Open Letter To Badge-Carrying Journos

To: “Badge-Carrying” Journalists
From: Mitch Berg, uppity peasant
Re:  Here’s My F***ing Badge

Two whom it may etc etc,

Over the past 11 years or so, not a few journos have asked “citizen journalists” to show you their “journalist badges”.

I haven’t eaten Cracker Jacks in years, so I don’t even know how I’d get one.

But as a blogger, here’s my “badge”:  In the SCOTUS case of Lovell v. Griffin (1938), Chief Justice Charles Evans Hughes wrote for a unanimous Supreme Court:

“The liberty of the press is not confined to newspapers and periodicals. It necessarily embraces pamphlets and leaflets. These indeed have been historic weapons in the defense of liberty, as the pamphlets of Thomas Paine and others in our own history abundantly attest. The press in its connotation comprehends every sort of publication which affords a vehicle of information and opinion.”

Given that we uppity bloggers are the ones that actually “defend liberty”, I think that settles that.

That is all.

6 thoughts on “Open Letter To Badge-Carrying Journos

  1. Now Mitch, play nice. You’re showing exactly what the qualifications are for “journalism” and exposing the truth about how low they are is one of their dirty secrets. You’re hurting their feelings and you know that feelings are all that matter to lefties.

    Remember all those journalists in the old black & white movies? You know, from before monopolies took over the media. They had qualifications, too. Bottles of booze, cigarettes, and a bad attitude were all that they needed to show that they were serious journalists. These days you get folks who’ve got college degrees from the department where everyone who failed every other major wound up, but they’ve been indoctrinated into the right group-think so they “pass.”

  2. Interesting question: does a journalist badge require that you contribute original content, as in writing first-hand observations in a journal?

    Is it enough to simply repeat what someone else told you? Reporting what He-Said-She-Said makes you a reporter, but are you a journalist or merely a gossip?

    What if you pay for the gossip instead of contributing your own observations or your own first-hand listening, i.e. subscribe to the Associated Press, then sell the gossip to your own subscribers. Does re-selling paid-for second-hand gossip make you a journalist?

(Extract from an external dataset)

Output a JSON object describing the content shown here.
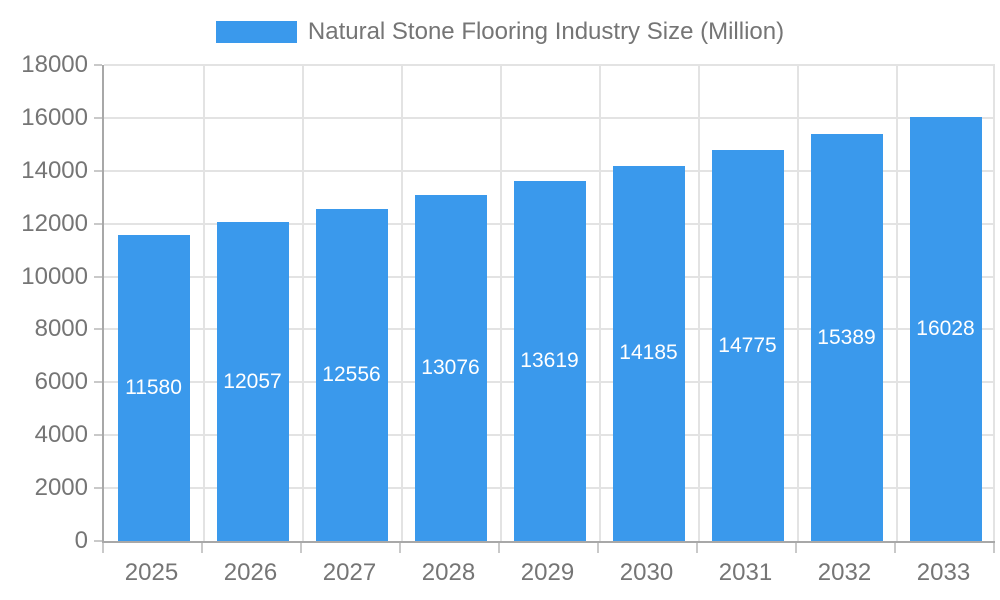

    Hard to see why someone who re-sells second-hand gossip should be entitled to more legal protection than someone who offers original observations or first-hand reporting. Might make more sense to regulate everyone EXCEPT bloggers and gad-flys.
    .

  3. Joe’s comment reprises an argument I got into with a, um, political figure last year. This figure claimed that I wasn’t a journalist – but that he was, because he ran a newspaper.

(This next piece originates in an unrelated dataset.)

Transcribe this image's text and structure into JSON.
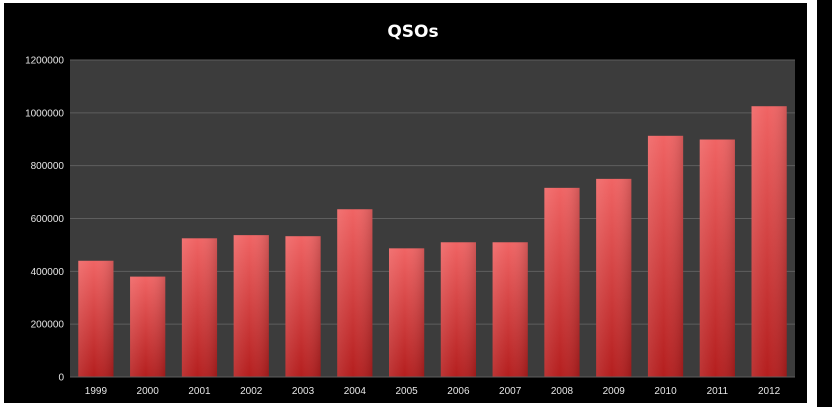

    Of course, the newspaper ran nothing but syndicated copy, news releases and legal notices. There was no reporting of any kind. While I disdain the term “journalist”, I do more reporting on this blog than the figure’s “newspaper”.

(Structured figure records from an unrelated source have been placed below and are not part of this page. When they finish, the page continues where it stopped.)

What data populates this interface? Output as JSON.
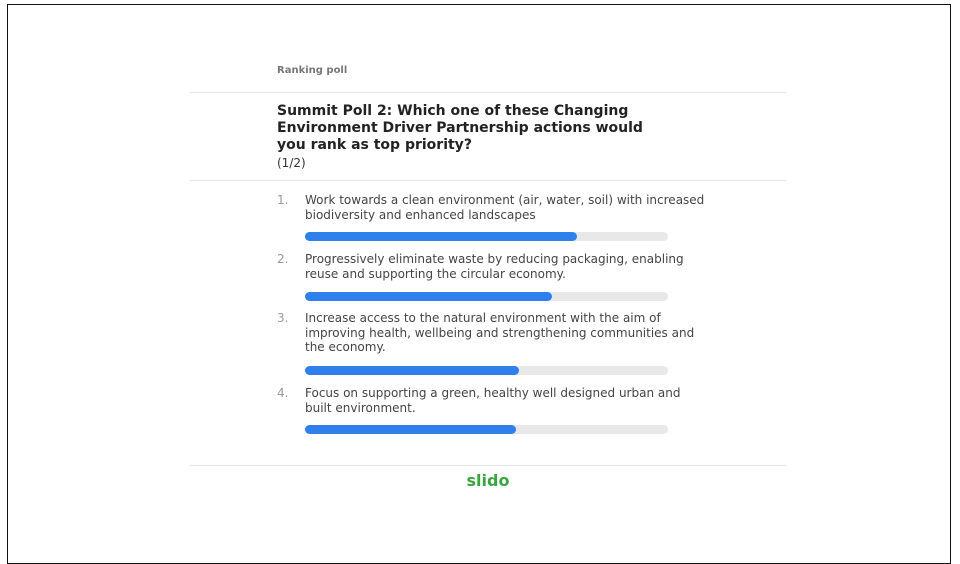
{
  "poll": {
    "kind": "Ranking poll",
    "title": "Summit Poll 2: Which one of these Changing Environment Driver Partnership actions would you rank as top priority?",
    "step": "(1/2)",
    "xlim": [
      0,
      100
    ],
    "options": [
      {
        "rank": "1.",
        "text": "Work towards a clean environment (air, water, soil) with increased biodiversity and enhanced landscapes",
        "value": 75
      },
      {
        "rank": "2.",
        "text": "Progressively eliminate waste by reducing packaging, enabling reuse and supporting the circular economy.",
        "value": 68
      },
      {
        "rank": "3.",
        "text": "Increase access to the natural environment with the aim of improving health, wellbeing and strengthening communities and the economy.",
        "value": 59
      },
      {
        "rank": "4.",
        "text": "Focus on supporting a green, healthy well designed urban and built environment.",
        "value": 58
      }
    ],
    "brand": "slido"
  }
}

    The badge, literally, was the only qualification he had.

  4. Re: journalism “badges” — it’s a very old story. Here’s a link to a Washington Monthly article from way back in 1986 that features some of the brave work of students at the Medill School of Journalism at Northwestern University, including my favorite all-time journalistic inquiry:

    One of my fellow Medillos was physically expelled from the Glencoe police headquarters for attempting to reenact the Watergate grand jury memorizing scene from All the President’s Men over some minor traffic case. Another called a local developer and announced, “Hello, I’m doing an expose on your shopping mall.” I got through one particularly uneventful week by ‘filing’ a series of stories saying that a volcano had failed to erupt on Winnetka school property that day; that an ice age had not begun on the soccer fields; that a secretary had spilled a cup of coffee, which informed sources characterized as “an accident.”

    Of course, Medill is considered one of the best journalism schools in the country.